Lo que decía, que la gente se monta la fiesta a su bola en los bolos del BBK Live. Lo mismo pasó en el de Love Of Lesbian (Sant Vicenç dels Horts, Barcelona, 1997), pero digamos que su pop-rock ampuloso y pedante (esas explicaciones de los puntos suspensivos o los paréntesis en textitos en pantalla), desde la voz a las letras (pues Balmes es novelista… y moralista a veces parece), también se adentra en tramos bailongos, casi dinarámicos, que pusieron en danza a las campas con baches de Kobetamendi. Hubo pop grande como La Granja amplificados (el huracán de ‘Bajo el volcán’), pelotilleo y halagos («sin duda creemos que es el festival más bonito de los que hemos estado» dijo Balmes antes de ‘Los seres únicos’, tipo La Movida reforzada y dedicado a Bowie, Prince y a los Doors, pues ese día informó que era el 45º aniversario de la muerte de Jim Morrison y por eso llevaba esa camiseta –hala, más retrovisor-, camiseta que luego se cambió por otra colorista de su banda), gestos de estadio como ondular las manos como hacen los soneros y salseros (‘1999’, algo Sidonie, otros catalanes que se pasaron del inglés al castellano y rompieron su techo de cristal comercial), glam grande a lo Suede-Bowie-Muse (‘Psiconautas’), y el mentado pasaje bailongo y dinarámico, con ‘Algunas plantas’ o ‘Club de fans de John Boy’ con todo su postureo, antes de ponerse otra vez serios para acabar con ‘Planeador’, del disco ‘Planeta Halley’ (y no su canción hermana ‘El ciclo lunar de Halley Star’, como se me coló en El Correo). De lo mejor del día LOL.

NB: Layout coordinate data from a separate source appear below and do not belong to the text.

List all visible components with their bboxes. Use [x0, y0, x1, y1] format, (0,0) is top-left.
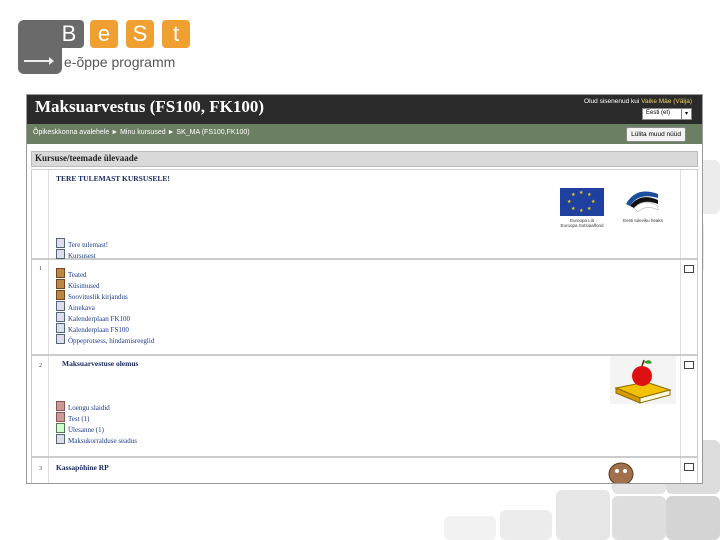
- assignment-icon: [56, 423, 65, 433]
- topic-right-column: [680, 170, 697, 258]
- user-link[interactable]: Vaike Mäe: [641, 98, 671, 105]
- resource-link[interactable]: Tere tulemast!: [56, 238, 109, 249]
- logo-letter: S: [126, 20, 154, 48]
- checkbox-icon[interactable]: [684, 463, 694, 471]
- resource-label: Ainekava: [68, 304, 95, 312]
- presentation-icon: [56, 401, 65, 411]
- topic-section-1: 1 Teated Küsimused Soovituslik kirjandus…: [31, 259, 698, 355]
- resource-link[interactable]: Teated: [56, 268, 87, 279]
- page-icon: [56, 323, 65, 333]
- logo-letter: e: [90, 20, 118, 48]
- resource-label: Tere tulemast!: [68, 241, 109, 249]
- topic-title: Kassapõhine RP: [56, 463, 109, 472]
- course-page: Maksuarvestus (FS100, FK100) Olud sisene…: [26, 94, 703, 484]
- overview-title: Kursuse/teemade ülevaade: [35, 153, 138, 163]
- topic-left-column: [32, 260, 49, 354]
- topic-right-column: [680, 260, 697, 354]
- eu-caption: Euroopa Liit Euroopa Sotsiaalfond: [556, 218, 608, 228]
- topic-right-column: [680, 458, 697, 483]
- resource-link[interactable]: Ülesanne (1): [56, 423, 104, 434]
- chevron-down-icon: ▾: [681, 109, 691, 119]
- resource-link[interactable]: Maksukorralduse seadus: [56, 434, 138, 445]
- topic-section-2: 2 Maksuarvestuse olemus Loengu slaidid T…: [31, 355, 698, 457]
- topic-section-3: 3 Kassapõhine RP: [31, 457, 698, 483]
- resource-link[interactable]: Ainekava: [56, 301, 95, 312]
- forum-icon: [56, 290, 65, 300]
- page-icon: [56, 434, 65, 444]
- page-icon: [56, 301, 65, 311]
- topic-right-column: [680, 356, 697, 456]
- logo-letter: B: [54, 20, 84, 48]
- topic-title: Maksuarvestuse olemus: [62, 359, 139, 368]
- decor-square: [500, 510, 552, 540]
- page-icon: [56, 238, 65, 248]
- resource-link[interactable]: Kursusest: [56, 249, 96, 260]
- resource-link[interactable]: Kalenderplaan FK100: [56, 312, 131, 323]
- resource-label: Maksukorralduse seadus: [68, 437, 138, 445]
- decor-square: [666, 496, 720, 540]
- eu-flag-icon: ★ ★ ★ ★ ★ ★ ★ ★: [560, 188, 604, 216]
- login-info: Olud sisenenud kui Vaike Mäe (Välja): [584, 98, 692, 105]
- resource-link[interactable]: Küsimused: [56, 279, 100, 290]
- breadcrumb[interactable]: Õpikeskkonna avalehele ► Minu kursused ►…: [33, 129, 250, 136]
- resource-label: Kalenderplaan FK100: [68, 315, 131, 323]
- apple-book-icon: [610, 356, 676, 404]
- logo-letter: t: [162, 20, 190, 48]
- resource-link[interactable]: Loengu slaidid: [56, 401, 110, 412]
- topic-number: 2: [39, 363, 42, 369]
- best-logo: B e S t e-õppe programm: [18, 18, 190, 76]
- edit-mode-button[interactable]: Lülita muud nüüd: [626, 127, 686, 142]
- quiz-icon: [56, 412, 65, 422]
- topic-number: 3: [39, 466, 42, 472]
- checkbox-icon[interactable]: [684, 265, 694, 273]
- arrow-icon: [24, 57, 54, 65]
- logout-link[interactable]: (Välja): [673, 98, 692, 105]
- forum-icon: [56, 268, 65, 278]
- cartoon-figure-icon: [608, 462, 634, 483]
- decor-square: [444, 516, 496, 540]
- resource-label: Soovituslik kirjandus: [68, 293, 128, 301]
- resource-link[interactable]: Kalenderplaan FS100: [56, 323, 129, 334]
- estonia-swoosh-icon: [626, 191, 659, 213]
- topic-left-column: [32, 170, 49, 258]
- resource-link[interactable]: Soovituslik kirjandus: [56, 290, 128, 301]
- navbar: Õpikeskkonna avalehele ► Minu kursused ►…: [27, 124, 702, 144]
- resource-label: Ülesanne (1): [68, 426, 104, 434]
- course-title: Maksuarvestus (FS100, FK100): [35, 97, 265, 116]
- checkbox-icon[interactable]: [684, 361, 694, 369]
- login-prefix: Olud sisenenud kui: [584, 98, 640, 105]
- logo-subtitle: e-õppe programm: [64, 54, 176, 70]
- language-select[interactable]: Eesti (et) ▾: [642, 108, 692, 120]
- language-value: Eesti (et): [646, 110, 671, 116]
- eu-caption-line: Euroopa Sotsiaalfond: [560, 223, 604, 228]
- decor-square: [612, 496, 666, 540]
- topic-number: 1: [39, 266, 42, 272]
- topic-section-0: TERE TULEMAST KURSUSELE! ★ ★ ★ ★ ★ ★ ★ ★…: [31, 169, 698, 260]
- page-icon: [56, 334, 65, 344]
- resource-label: Õppeprotsess, hindamisreeglid: [68, 337, 155, 345]
- resource-link[interactable]: Test (1): [56, 412, 90, 423]
- resource-link[interactable]: Õppeprotsess, hindamisreeglid: [56, 334, 155, 345]
- resource-label: Loengu slaidid: [68, 404, 110, 412]
- topic-left-column: [32, 356, 49, 456]
- resource-label: Küsimused: [68, 282, 100, 290]
- resource-label: Kalenderplaan FS100: [68, 326, 129, 334]
- welcome-heading: TERE TULEMAST KURSUSELE!: [56, 174, 170, 183]
- resource-label: Teated: [68, 271, 87, 279]
- course-header: Maksuarvestus (FS100, FK100) Olud sisene…: [27, 95, 702, 124]
- est-caption: Eesti tuleviku heaks: [623, 218, 663, 223]
- resource-label: Test (1): [68, 415, 90, 423]
- page-icon: [56, 249, 65, 259]
- page-icon: [56, 312, 65, 322]
- forum-icon: [56, 279, 65, 289]
- decor-square: [556, 490, 610, 540]
- overview-heading: Kursuse/teemade ülevaade: [31, 151, 698, 167]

Ocean Colour Scene en el Heineken Stage, algunos dicen que increíble, y yo también (foto: Facebook Bilbao BBK Live).

Ocean Colour Scene en el Heineken Stage, algunos dicen que increíble, y yo también (foto: Facebook Bilbao BBK Live).

Y la tarde la empezamos enfocando el retrovisor hacia el concierto de los ingleses Ocean Colour Scene (Moseley, Birmingham, 1989), que vinieron recreando su álbum ‘Moseley Shoals’ (1996, número 2 en UK) y dieron un bolillo vespertino, inseguro (parecía que no sabían tocar el piano´… y el cantante Simon Fowler siempre con el atril al lado, como si no recordara las letras), desganado, rutinario e indolente (parecía que ni se sabían las canciones). Los británicos de la campa ante el escenario 2, el Heineken, corearon al recrear ellos mismos a pleno pulmón los temas de hace veinte años, pero el concierto resultó mucho peor que el ofrecido en el Azkena Rock Festival en 2015, que ya es decir (así lo conté), y eso que al Bilbao Live vino Steve Cradock, el guitarrista original. En una hora exacta (o sea sesenta somnolientos minutos), cansados y cansinos tocaron una quincena de canciones: abrieron sin venir a cuento con el ‘Day Tripper’ de los Beatles, procedieron a repasar el disco tributado con poca chicha (lisergia tremolante, baladas exangües, mucha autocomiseración –‘It’s My Shadow’-, los putos coros oooh-oooh, bastante pop comunitario inglés, el influjo beatleniano…) y algún chispazo (‘The Riverboat Song’), y colaron también varias piezas del siguiente LP, ‘Marchin’ Already’ (97, número 1 en UK), caso de ‘Travellers Tune’, o sea que probablemente el año que viene giren recreando este título. De lo peor del año OCS.

Ocean Colour Scene al fondo de la gente que me rodea en el Heineken Stage (imagen de móvil: O.C.E.).

Ocean Colour Scene al fondo de la gente que me rodea en el Heineken Stage (imagen de móvil: O.C.E.).

Además vimos un poco de Grimes en el escenario Heineken, que me horrorizó más de lo que esperaba (además hubo apagón, ja, ja), otro poco de WAS en el escenario Pepsi ahora que usan menos guitarras (pero suenan casi igual), y un poco de los pinchas de Fort Romeau en la zona Basoa (El Bosque…).

ÓSCAR CUBILLO

Comments
2 Responses to “11º BBK Live / Pixies + Love Of Lesbian + O.C.S.: Mirando por el retrovisor”
  1. Craddock dice:

    En la edición Deluxe del “Moseley Shoals” hay una versión en directo del “Day Tripper”, así que sí venía a cuento hacerla en Kobetamendi.

    • Craddock, gracias por tu aportación. En mi copia en CD de los 90 no viene. Además, se supone que lo iban a tocar entero, pero faltaron un par de las más cañeras del original, ¿no? Gracias otra vez.